Often times, when goals are centred around limiting your intake of energy dense foods that lack nutrients, eating becomes very restrictive. Typically, this restriction leads to an inevitable “binge”, followed by feelings of guilt, only to revert back to restrictive eating. This negative cycle can continue for long periods of time, creating an unhealthy relationship with food.

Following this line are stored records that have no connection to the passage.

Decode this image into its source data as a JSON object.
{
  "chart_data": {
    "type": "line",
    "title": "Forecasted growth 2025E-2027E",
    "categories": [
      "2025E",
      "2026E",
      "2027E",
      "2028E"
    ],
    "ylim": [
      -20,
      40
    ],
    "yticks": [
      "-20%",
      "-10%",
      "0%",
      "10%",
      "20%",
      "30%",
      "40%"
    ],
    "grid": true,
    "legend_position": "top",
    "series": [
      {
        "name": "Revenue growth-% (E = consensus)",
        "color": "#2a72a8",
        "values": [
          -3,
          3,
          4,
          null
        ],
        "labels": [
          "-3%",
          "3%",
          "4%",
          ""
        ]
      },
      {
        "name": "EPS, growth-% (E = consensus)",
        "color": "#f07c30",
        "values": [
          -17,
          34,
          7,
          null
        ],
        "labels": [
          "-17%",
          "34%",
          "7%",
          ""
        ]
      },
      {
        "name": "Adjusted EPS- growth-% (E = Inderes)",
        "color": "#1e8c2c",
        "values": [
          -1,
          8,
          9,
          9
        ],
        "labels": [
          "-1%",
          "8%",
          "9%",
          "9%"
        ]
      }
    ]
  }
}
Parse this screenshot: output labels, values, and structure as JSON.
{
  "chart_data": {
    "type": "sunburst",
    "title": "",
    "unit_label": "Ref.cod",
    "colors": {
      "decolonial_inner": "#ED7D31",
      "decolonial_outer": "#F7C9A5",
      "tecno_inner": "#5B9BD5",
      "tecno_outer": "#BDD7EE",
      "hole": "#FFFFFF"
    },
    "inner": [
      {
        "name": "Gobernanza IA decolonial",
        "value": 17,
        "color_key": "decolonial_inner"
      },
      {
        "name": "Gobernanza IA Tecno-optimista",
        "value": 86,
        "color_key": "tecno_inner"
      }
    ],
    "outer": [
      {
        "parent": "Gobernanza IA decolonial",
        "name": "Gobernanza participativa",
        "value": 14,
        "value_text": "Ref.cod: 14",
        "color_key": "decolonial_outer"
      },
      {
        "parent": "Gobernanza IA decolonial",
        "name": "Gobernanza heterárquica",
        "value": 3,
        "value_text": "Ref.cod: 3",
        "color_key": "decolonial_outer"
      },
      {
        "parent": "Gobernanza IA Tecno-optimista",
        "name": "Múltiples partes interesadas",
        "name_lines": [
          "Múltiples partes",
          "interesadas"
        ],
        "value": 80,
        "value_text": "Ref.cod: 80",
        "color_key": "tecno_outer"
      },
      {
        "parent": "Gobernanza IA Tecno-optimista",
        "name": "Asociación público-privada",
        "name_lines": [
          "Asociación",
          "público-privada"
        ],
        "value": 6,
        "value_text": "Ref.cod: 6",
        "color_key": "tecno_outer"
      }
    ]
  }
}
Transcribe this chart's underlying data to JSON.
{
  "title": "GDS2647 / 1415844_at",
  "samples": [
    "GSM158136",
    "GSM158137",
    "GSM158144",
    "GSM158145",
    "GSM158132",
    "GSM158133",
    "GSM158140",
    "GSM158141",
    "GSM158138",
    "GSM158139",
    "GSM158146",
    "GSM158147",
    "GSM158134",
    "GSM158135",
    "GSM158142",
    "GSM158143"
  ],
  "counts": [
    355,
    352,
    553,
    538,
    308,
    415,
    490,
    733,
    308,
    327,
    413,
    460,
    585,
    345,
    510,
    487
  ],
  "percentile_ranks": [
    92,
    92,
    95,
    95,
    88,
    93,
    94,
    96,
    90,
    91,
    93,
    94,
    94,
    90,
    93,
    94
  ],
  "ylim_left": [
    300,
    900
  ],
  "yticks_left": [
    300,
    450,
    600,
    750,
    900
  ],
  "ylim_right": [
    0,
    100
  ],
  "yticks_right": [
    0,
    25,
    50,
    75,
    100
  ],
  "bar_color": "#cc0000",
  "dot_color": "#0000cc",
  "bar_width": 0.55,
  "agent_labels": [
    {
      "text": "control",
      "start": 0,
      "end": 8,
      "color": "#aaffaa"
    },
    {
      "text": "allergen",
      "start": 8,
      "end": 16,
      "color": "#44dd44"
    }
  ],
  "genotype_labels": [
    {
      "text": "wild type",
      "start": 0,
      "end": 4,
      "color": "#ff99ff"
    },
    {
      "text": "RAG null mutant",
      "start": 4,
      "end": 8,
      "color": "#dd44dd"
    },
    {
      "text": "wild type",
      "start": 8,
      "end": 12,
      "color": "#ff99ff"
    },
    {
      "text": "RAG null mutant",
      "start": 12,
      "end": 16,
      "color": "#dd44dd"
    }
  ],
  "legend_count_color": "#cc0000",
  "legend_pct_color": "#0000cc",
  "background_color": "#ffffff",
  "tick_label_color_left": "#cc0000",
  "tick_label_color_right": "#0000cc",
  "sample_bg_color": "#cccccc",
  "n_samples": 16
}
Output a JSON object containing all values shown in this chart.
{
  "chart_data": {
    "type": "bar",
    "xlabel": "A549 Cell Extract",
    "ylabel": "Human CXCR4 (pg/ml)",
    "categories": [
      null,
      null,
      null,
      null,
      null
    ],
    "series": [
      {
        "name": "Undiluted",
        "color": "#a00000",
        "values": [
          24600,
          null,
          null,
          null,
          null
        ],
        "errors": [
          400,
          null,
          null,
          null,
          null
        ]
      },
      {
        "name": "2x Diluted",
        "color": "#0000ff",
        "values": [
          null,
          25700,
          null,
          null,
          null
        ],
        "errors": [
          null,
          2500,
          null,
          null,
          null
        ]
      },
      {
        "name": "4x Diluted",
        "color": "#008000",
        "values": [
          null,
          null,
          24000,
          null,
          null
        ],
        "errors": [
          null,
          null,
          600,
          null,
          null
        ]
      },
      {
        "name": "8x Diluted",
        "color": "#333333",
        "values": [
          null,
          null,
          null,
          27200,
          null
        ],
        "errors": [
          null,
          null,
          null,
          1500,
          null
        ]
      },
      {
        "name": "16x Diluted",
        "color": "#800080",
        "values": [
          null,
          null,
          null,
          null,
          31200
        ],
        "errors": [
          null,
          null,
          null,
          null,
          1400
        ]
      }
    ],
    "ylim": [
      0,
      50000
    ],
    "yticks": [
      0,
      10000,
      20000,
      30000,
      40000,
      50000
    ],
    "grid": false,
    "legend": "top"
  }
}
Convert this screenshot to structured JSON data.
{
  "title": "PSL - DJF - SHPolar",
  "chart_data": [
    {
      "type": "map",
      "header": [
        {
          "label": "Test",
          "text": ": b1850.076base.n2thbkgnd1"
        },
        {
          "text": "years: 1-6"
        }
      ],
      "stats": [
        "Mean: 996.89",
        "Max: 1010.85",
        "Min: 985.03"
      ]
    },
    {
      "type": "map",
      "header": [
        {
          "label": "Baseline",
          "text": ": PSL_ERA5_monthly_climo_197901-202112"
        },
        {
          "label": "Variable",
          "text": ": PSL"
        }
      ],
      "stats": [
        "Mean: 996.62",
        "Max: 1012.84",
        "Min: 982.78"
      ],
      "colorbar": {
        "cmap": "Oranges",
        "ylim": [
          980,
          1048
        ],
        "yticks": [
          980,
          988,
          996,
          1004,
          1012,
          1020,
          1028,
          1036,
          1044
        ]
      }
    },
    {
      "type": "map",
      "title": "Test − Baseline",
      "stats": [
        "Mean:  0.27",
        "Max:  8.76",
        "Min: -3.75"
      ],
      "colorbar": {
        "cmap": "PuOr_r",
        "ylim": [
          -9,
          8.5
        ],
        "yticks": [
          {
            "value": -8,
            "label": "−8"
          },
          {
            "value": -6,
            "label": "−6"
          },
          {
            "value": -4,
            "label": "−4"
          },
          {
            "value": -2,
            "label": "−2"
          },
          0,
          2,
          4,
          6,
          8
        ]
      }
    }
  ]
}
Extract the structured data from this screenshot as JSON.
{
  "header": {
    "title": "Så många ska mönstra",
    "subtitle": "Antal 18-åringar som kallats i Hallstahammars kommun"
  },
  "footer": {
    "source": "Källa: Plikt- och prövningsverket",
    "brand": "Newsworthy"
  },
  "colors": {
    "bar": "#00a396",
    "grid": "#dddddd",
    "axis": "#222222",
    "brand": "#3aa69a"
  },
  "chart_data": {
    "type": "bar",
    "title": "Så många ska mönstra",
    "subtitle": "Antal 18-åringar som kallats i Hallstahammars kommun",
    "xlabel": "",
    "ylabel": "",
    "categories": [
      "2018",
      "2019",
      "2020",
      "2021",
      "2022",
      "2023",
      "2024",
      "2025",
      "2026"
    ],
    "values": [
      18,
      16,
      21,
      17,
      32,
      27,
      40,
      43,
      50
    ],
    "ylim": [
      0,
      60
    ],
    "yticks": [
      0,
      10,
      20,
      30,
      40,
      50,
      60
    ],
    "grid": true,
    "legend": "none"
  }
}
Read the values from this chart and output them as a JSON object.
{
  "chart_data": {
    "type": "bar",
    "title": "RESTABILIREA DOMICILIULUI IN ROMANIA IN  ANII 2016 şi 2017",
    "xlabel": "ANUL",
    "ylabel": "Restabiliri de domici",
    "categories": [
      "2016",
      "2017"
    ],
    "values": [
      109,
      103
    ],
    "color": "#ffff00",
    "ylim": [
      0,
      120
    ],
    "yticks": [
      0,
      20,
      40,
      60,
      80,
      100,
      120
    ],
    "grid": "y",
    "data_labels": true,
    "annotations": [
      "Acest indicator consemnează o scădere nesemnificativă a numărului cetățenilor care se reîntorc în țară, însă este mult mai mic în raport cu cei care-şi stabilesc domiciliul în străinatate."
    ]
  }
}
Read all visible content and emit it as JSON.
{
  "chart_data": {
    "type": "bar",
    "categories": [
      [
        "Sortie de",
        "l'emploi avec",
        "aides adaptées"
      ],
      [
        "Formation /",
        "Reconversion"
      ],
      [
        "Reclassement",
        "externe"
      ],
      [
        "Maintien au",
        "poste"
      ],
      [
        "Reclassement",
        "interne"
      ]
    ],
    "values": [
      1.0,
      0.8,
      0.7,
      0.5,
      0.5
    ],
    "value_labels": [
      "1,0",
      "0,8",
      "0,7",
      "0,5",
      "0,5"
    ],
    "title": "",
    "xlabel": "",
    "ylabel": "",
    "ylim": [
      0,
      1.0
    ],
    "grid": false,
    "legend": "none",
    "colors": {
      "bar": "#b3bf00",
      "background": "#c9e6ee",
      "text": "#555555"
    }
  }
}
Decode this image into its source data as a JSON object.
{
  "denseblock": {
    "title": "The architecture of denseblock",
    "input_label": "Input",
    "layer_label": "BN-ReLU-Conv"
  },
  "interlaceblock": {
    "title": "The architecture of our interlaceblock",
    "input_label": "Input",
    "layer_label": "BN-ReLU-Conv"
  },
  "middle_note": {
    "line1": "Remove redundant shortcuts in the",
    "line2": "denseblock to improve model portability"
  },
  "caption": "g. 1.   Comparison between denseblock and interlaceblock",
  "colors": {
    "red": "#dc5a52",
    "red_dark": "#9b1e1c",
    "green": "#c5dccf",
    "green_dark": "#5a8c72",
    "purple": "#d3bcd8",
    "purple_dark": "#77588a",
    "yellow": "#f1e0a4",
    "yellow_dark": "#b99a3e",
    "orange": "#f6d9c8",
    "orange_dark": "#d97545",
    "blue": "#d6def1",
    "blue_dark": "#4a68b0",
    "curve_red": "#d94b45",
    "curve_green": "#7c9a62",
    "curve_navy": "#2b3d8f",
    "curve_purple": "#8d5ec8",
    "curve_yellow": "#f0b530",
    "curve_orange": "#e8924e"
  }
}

By focusing your goals around ensuring that you include enough nutrient dense foods in your diet, you will ensure that you are properly nourishing your body without restricting yourself from typically “unhealthy” foods that you love. This allows you to nourish your body while still enjoying other foods that you love, contributing to your health, as well as fostering a positive relationship with food.

 

As exciting as it is to leave 2020 in the past, the pandemic is not over yet and many people will continue working or attending school from home. While this has made healthy eating difficult for many, we can also look at this from a positive perspective. During pre-COVID times, a frequent barrier to healthy eating was time, as many people did not have time to prepare healthy lunches to bring to work or school every day. However, now that many of us are working and attending school from home, this provides us with a great opportunity to prepare more of our meals and to have more control over what we eat.

 

 

 

 

 

 

 

 

 

 

 

 

 

 

 

Taking a break in your day to prepare a healthy lunch could also be beneficial towards your productivity; giving your brain and body a chance to relax and separate from work for an hour or so. This can leave you feeling refreshed and ready to get back to work for the second half of the day. This will also give you a chance to get up and move.

 

Meal prepping is, of course, still important and could give you more time during your lunch break for other activities. During this hour you could get in a quick workout, go for a walk to get out of the house, or even catch up on a show you are behind on. Regardless, this break can also be beneficial towards your productivity throughout the second half of the day.

 

It is important to keep in mind that we are living in unprecedented times and pandemic living can often make even the simplest tasks much more difficult. If things do not go as planned this new year, remember that there is light at the end of the tunnel and most importantly, be kind to yourself and listen to your body.